Are mobile cultural assets and tuning classic cars contradictory?
03/12/2024
Once commodities, cars became classic cars and cultural assets. As a result, originality and condition became more important, while utility value declined. But not everyone wants an old car the way it was back then. Classic cars are also refined and "tuned". Whether wide wheels, Recaro seats, a sports steering wheel, spoiler kits or modernized stereo systems. Whatever appeals is done.
But do modernized classic cars contradict mobile cultural assets? Does the old car have to stop "living" when it reaches classic age? Are tuning measures that could have been chosen when the car was active okay, but interventions that only became possible later on taboo?
There are many views on this subject, but an important question is probably what condition a car is in at the time you decide to modify it without regard to originality. Modifications probably make more sense for a youngtimer that has been produced umpteen times and ridden down, if it at least saves the car, than for a super-maintained first-hand car whose seat covers still look like a new car.

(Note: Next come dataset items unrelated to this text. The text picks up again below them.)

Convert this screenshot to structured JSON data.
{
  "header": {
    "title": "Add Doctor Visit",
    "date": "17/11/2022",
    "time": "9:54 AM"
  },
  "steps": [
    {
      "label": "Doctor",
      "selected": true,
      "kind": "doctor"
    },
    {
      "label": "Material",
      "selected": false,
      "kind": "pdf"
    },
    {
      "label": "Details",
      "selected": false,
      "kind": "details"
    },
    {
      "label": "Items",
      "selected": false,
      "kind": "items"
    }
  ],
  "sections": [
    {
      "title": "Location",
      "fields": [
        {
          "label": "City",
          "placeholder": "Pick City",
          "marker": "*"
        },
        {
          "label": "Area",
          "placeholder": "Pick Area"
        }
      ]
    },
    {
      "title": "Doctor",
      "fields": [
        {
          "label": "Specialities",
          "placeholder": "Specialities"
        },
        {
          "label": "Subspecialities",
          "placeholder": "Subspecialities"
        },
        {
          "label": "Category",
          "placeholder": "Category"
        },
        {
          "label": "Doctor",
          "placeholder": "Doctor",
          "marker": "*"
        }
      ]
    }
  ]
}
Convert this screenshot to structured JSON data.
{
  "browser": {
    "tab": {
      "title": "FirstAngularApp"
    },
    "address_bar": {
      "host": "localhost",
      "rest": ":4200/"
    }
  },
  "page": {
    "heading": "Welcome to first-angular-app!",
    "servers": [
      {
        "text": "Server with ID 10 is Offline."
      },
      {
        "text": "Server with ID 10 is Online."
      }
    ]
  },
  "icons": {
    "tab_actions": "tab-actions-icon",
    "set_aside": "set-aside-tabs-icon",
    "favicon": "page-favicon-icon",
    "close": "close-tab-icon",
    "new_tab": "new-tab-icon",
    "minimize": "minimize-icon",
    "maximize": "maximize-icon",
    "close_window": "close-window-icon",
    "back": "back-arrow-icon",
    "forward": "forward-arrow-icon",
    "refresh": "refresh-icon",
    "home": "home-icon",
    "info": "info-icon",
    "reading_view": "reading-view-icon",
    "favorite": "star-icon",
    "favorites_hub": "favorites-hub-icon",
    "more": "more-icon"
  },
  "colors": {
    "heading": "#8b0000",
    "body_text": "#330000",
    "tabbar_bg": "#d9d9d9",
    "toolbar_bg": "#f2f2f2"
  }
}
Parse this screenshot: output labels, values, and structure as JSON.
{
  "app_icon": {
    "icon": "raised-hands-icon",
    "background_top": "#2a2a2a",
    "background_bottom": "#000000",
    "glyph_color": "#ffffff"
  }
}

As always, a sense of proportion is needed here too. But if young people enjoy a refined classic car, then this at least ensures new blood for the scene. And for a second life for the car.
In any case, you have to ask yourself what it will look like in 30 years' time. A Volvo 740 that was worked on and prepared for a second life in 2020 will already be over 60 years old and the tuning measures will also be over 30 years old. So they will have become part of the cultural heritage again, won't they?